We keep one eye on the screen because we are witnessing how the other half lives, it’s a million miles away from our comfortable lives and we thank heavens we are not with them. It is after all only natural, we are interested in witnessing it and stuffing our charity envelopes, but from a sensible distance. We are still intrigued, fascinated even by the “black continent”, but it’s the Rivera still for our holidays. We refuse, as bloated, recklessly moneyed, western nations to salvage Africa, to write
off debt. We invest yet we ensure a healthy amount of the profits return home. We quite happily feed off Africa’s struggling body, so are we the vampires? Possibly.
For years and years we have been bombarded with images of African butchery, civil war after civil war, famine after famine. These are now old images. Things do change. Situations do improve dramatically. Just the fact that Nigeria has a film industry worth millions is an example of change, that an African nation now deals partially in showbuisness and not bullets. But imagine yourself in a suburban middle class British home, telling your suburban middle class British neighbour that you are about to take the children on holiday to Nigeria and what will the reaction be? A howl of derision and furrowed brow? Old perceptions are difficult to overcome.
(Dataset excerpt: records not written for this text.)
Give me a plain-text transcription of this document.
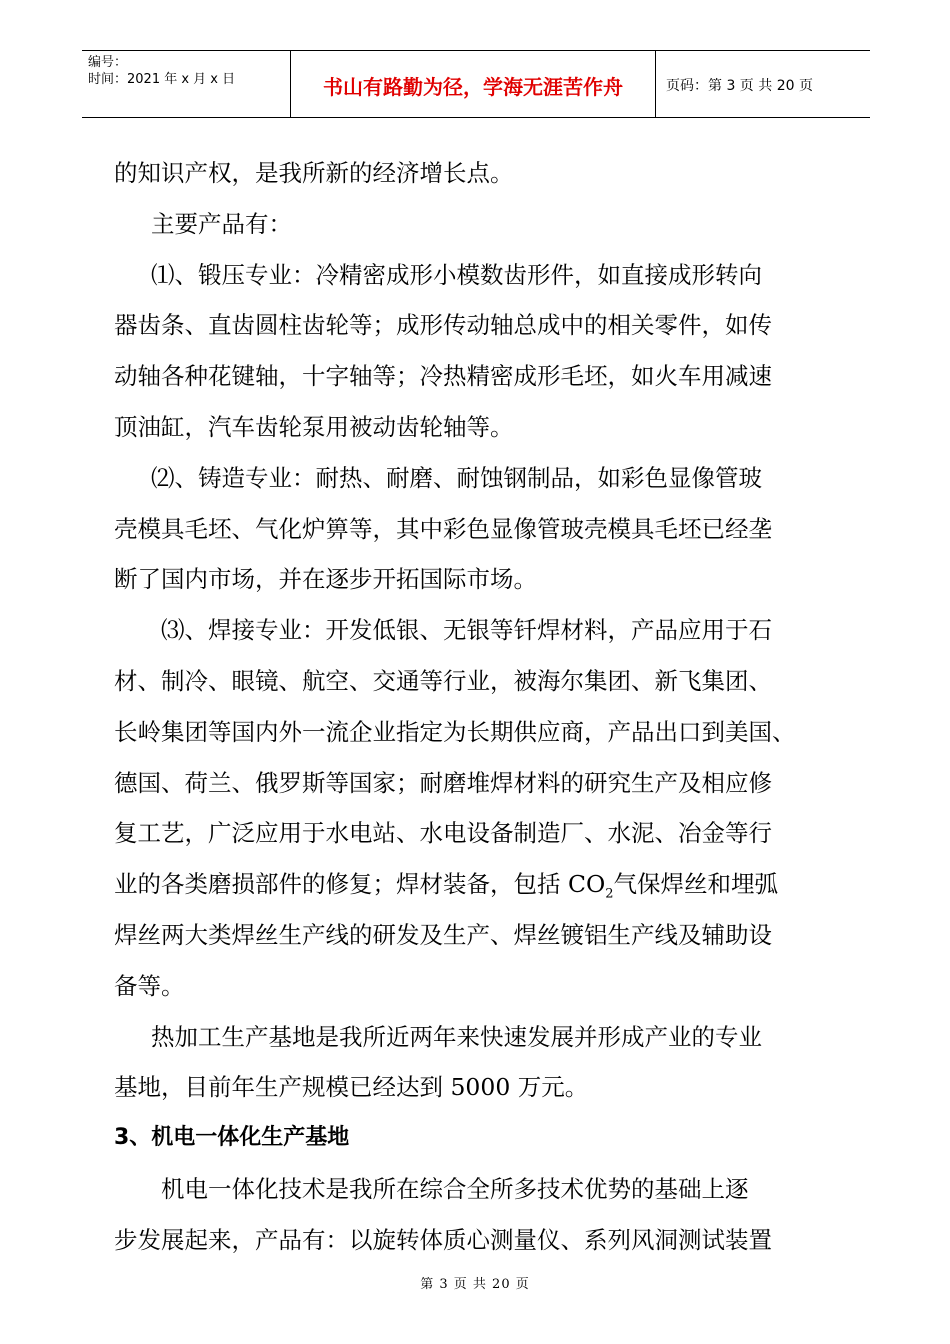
编号：
时间：2021 年 x 月 x 日	书山有路勤为径，学海无涯苦作舟	页码：第 3 页 共 20 页

的知识产权，是我所新的经济增长点。

主要产品有：

⑴、锻压专业：冷精密成形小模数齿形件，如直接成形转向

器齿条、直齿圆柱齿轮等；成形传动轴总成中的相关零件，如传

动轴各种花键轴，十字轴等；冷热精密成形毛坯，如火车用减速

顶油缸，汽车齿轮泵用被动齿轮轴等。

⑵、铸造专业：耐热、耐磨、耐蚀钢制品，如彩色显像管玻

壳模具毛坯、气化炉箅等，其中彩色显像管玻壳模具毛坯已经垄

断了国内市场，并在逐步开拓国际市场。

⑶、焊接专业：开发低银、无银等钎焊材料，产品应用于石

材、制冷、眼镜、航空、交通等行业，被海尔集团、新飞集团、

长岭集团等国内外一流企业指定为长期供应商，产品出口到美国、

德国、荷兰、俄罗斯等国家；耐磨堆焊材料的研究生产及相应修

复工艺，广泛应用于水电站、水电设备制造厂、水泥、冶金等行

业的各类磨损部件的修复；焊材装备，包括 $CO_2$气保焊丝和埋弧

焊丝两大类焊丝生产线的研发及生产、焊丝镀铝生产线及辅助设

备等。

热加工生产基地是我所近两年来快速发展并形成产业的专业

基地，目前年生产规模已经达到 5000 万元。

3、机电一体化生产基地

机电一体化技术是我所在综合全所多技术优势的基础上逐

步发展起来，产品有：以旋转体质心测量仪、系列风洞测试装置

第 3 页 共 20 页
Hugo’s pictures highlight these responses, these perceptions within us and Nollywood happily mocks our ignorance. As Stacy Hardy says, the photographs “ force us to acknowledge our icky vampirism.” It is up to the individual to decide of course if Pieter’s images, the blood, the gore, the age old symbolism involved, actually furthers long-held perceptions, by showing images based around age old myth and blood
letting.
The Nollywood landscape is often a desolate one, empty, the natural magnificence that springs into the mind of the casual tourist when he thinks of Africa is missing. No this landscape is barren, a wasteland, yet it is full of intriguing figures and dynamic, sometimes unsettling icons. As T.S Eliot says in his poem The Waste Land “A heap of broken images, where the sun beats. And the dead tree gives no shelter, the cricket no relief. And I will show you something different from either. Your shadow at morning striding behind you. Or your shadow at evening rising to meet you.” Thrilling images amid an empty landscape, cheaply made to entertain the masses. A repressed nation by war, colonialism and poverty, finally finds its voice.